Term 4 (of 9)
Recently I came by chance on a sculpture exhibition, mostly of birds and animals (Against The Tide at the Pangolin Gallery). Something about the steel and bronze creatures reminded me of what I’m learning in my training, but it took a while to work out what. I think it’s a sense of internal space, coupled with angularity, creating stillness and movement at the same time.
The sculptures were by Terence Coventry (1938-2017), a Cornish pig farmer who returned to sculpture in his fifties, and died earlier this year. In a short film from 2010, Coventry said
“My interest is in trying to express form in a rather angular way, in simplified planes… Parallel space or parallel lines are not going anywhere. But if you’ve got an opening space or a closing space, it’s either being compressed or opened up… so the space around it is doing something as well as the three-dimensional form”.
He was talking about birds taking off into flight, having observed them for many years while ploughing his fields. But his words reminded me of the internal angles and spaces we need in our bodies to create poise and ease of movement.
Spaces come in various guises and places. To stop us clamping our arms tightly to our sides, we imagine having space under our armpits to hold a ripe tomato or small egg without breaking it. As our bodies lengthen and widen under the teacher’s hands, we find more space in the torso and ribcage for our internal organs and our breathing becomes less forced. As we bend or sit down, we keep the space from sitting bones to the top of the spine as one piece, so we don’t shorten ourselves as we move up or down.

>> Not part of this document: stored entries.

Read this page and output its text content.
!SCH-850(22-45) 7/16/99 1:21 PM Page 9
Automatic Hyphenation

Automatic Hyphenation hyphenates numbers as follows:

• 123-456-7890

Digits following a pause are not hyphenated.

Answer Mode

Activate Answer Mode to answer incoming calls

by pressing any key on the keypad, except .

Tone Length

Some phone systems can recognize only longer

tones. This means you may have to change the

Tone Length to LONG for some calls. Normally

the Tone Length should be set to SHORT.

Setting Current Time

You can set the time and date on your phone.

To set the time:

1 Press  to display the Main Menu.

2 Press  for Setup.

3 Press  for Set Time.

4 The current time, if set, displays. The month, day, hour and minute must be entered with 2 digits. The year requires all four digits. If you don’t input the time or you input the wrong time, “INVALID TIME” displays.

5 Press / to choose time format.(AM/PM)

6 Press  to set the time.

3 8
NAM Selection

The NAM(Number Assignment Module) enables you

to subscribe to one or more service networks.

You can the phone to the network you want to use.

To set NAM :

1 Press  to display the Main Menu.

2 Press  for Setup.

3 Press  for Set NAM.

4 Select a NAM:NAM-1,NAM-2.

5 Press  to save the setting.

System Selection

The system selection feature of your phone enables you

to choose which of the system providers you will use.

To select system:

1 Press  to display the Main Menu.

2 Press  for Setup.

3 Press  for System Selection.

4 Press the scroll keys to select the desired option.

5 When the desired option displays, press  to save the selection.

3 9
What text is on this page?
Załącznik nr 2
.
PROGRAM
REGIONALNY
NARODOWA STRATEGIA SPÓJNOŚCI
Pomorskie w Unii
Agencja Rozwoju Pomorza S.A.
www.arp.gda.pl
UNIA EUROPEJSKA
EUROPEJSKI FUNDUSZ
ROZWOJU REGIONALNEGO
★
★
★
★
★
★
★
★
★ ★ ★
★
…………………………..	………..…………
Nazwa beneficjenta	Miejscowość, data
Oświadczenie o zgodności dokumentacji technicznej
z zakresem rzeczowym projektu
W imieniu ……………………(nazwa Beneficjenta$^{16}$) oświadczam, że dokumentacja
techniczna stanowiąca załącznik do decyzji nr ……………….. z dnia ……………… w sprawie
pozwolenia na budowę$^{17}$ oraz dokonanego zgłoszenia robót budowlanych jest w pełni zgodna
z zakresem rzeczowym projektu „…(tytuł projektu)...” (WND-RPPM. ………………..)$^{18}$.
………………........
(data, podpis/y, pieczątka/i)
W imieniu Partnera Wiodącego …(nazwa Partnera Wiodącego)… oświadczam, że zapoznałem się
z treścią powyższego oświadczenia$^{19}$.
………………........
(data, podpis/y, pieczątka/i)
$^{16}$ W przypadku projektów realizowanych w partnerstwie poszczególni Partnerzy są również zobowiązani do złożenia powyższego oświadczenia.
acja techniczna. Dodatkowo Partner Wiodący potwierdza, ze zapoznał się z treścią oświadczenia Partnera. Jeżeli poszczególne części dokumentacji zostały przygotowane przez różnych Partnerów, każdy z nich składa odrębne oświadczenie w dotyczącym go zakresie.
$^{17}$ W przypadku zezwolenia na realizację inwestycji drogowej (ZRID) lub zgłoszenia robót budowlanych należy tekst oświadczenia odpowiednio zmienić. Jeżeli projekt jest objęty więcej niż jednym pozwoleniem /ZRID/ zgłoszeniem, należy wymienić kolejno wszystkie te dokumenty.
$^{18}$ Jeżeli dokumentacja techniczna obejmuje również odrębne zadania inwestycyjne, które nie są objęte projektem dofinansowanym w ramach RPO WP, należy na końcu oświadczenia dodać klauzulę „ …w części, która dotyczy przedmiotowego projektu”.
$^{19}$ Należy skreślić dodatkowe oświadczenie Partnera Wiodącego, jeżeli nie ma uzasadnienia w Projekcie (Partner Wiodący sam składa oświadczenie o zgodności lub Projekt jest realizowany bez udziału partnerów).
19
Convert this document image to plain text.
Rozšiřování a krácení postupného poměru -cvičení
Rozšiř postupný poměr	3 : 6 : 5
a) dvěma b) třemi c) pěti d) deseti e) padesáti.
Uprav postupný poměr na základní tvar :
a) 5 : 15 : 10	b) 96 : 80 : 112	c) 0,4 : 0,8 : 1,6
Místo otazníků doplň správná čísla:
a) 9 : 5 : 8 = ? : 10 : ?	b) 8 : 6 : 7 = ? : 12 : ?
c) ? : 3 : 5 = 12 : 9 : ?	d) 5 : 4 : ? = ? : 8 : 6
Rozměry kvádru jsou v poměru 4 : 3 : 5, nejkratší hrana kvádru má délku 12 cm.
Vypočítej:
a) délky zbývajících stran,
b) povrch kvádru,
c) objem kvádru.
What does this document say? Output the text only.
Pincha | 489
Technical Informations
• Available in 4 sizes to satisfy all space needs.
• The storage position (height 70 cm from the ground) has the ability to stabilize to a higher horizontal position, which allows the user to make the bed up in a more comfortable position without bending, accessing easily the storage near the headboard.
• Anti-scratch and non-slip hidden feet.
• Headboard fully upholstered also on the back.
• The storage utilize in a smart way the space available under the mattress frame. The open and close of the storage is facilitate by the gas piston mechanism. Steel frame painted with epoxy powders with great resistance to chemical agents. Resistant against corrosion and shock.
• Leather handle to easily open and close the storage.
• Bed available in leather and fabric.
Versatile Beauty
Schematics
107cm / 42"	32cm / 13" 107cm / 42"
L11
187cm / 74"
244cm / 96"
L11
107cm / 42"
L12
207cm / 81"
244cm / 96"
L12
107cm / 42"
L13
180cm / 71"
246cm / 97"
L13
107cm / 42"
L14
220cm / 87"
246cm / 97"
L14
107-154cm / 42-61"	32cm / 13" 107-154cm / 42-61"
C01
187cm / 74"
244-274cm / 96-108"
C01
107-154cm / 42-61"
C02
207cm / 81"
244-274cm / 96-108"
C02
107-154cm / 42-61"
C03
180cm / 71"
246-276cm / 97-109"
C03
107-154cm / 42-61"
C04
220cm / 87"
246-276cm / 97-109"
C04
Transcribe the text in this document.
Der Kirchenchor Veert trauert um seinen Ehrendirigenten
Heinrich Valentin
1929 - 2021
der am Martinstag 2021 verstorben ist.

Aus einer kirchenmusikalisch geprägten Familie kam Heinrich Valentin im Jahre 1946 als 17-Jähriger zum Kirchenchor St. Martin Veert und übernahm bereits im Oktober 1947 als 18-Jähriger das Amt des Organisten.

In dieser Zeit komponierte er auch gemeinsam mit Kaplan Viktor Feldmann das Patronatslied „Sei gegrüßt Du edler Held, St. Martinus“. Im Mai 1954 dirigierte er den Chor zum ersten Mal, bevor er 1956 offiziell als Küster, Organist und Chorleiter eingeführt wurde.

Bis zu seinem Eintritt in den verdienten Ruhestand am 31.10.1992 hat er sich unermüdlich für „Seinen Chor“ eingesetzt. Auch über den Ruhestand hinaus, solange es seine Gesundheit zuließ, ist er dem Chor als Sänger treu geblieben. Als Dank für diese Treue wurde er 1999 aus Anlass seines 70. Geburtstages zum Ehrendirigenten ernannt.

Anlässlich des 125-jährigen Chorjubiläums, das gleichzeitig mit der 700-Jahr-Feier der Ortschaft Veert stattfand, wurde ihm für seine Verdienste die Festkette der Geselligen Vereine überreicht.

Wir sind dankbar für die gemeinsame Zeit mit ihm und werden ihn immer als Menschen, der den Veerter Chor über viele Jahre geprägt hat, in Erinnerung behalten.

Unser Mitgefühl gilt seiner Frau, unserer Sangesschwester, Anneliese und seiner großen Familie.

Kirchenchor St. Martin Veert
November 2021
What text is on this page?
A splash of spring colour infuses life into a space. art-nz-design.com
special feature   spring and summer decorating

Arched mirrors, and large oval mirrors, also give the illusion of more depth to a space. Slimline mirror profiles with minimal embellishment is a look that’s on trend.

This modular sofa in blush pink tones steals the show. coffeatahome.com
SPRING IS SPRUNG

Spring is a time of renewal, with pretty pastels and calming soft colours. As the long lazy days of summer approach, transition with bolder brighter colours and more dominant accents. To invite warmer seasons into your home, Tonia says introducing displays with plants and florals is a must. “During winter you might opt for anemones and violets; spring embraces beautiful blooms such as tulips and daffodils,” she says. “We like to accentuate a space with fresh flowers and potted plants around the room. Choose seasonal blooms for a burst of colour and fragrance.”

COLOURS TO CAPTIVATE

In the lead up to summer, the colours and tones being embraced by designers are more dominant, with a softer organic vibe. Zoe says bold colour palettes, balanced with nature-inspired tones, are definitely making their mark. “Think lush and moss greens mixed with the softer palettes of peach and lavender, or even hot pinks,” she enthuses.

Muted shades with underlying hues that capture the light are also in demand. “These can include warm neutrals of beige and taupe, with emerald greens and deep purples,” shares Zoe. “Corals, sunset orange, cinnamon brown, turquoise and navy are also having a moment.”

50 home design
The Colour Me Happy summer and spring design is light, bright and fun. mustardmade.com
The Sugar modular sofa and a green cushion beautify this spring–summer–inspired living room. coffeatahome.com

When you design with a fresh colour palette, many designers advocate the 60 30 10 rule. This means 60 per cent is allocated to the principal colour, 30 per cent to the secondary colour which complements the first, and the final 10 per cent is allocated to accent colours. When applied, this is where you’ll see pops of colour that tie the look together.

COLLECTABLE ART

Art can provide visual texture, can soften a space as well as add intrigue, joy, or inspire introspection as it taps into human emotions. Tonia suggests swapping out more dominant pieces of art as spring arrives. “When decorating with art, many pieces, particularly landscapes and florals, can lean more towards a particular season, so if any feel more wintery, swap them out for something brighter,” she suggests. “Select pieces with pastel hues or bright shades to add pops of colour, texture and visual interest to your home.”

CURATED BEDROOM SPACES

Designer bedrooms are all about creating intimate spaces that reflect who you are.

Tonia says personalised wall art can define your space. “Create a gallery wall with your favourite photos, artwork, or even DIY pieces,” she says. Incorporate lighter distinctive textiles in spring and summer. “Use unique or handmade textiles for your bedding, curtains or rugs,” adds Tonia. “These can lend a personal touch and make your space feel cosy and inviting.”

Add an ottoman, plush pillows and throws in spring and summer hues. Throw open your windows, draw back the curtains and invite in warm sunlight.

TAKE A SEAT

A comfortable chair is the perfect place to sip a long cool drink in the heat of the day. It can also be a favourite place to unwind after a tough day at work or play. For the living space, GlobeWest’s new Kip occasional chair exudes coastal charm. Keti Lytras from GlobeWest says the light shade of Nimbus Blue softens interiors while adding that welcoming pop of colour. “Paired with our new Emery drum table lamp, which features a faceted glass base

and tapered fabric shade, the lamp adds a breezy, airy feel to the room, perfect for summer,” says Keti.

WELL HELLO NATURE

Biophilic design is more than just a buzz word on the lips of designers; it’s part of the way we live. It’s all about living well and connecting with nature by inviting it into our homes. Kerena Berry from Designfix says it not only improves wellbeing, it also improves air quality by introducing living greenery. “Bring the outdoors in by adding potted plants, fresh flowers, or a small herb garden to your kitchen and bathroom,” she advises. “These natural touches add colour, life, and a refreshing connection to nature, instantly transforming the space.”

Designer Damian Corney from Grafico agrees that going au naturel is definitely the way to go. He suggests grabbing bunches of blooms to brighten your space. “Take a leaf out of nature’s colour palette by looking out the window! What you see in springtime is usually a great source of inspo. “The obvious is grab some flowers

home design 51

When we lie on the floor in semi-supine at the end of each day’s training, we think of expanding internally, allowing the space between joints to increase. We also take up more space externally, in our daily lives – I’ve got taller as I’ve done more Alexander work and I’ve gone up at least one shoe size as my feet have opened out. I’m more conscious of the space I take up in the world, whether passing through a crowded street market or sitting on a busy bus, rather than shrinking myself to fit with other people and their requirements.
The angles in Coventry’s figures create an opposition between body parts – limbs, wings, torso -that enables balance or movement. As I progress in my training, I’m starting to think of the body in a simplified way, as a series of angles – head and neck to hip joints, hinging with hips to knees, and knees to ankles. If we can keep the internal spaces open, lengthened and not compressed, then the angles between joints spark off one another to send us up from sitting to standing in one easy movement. Or they hold us, like his bronze owl, balanced easily within ourselves, ready to fly off effortlessly when we need to.
In some of Coventry’s pieces there is a narrowness and stiffness that is the opposite of what I am looking for. Even so, in the sculptures I saw, he used angles and spaces to suggest dynamic movement, balance, strength and possibility. I’m moving away from compression and beginning to open up, and I think that’s why his work so resonated with me.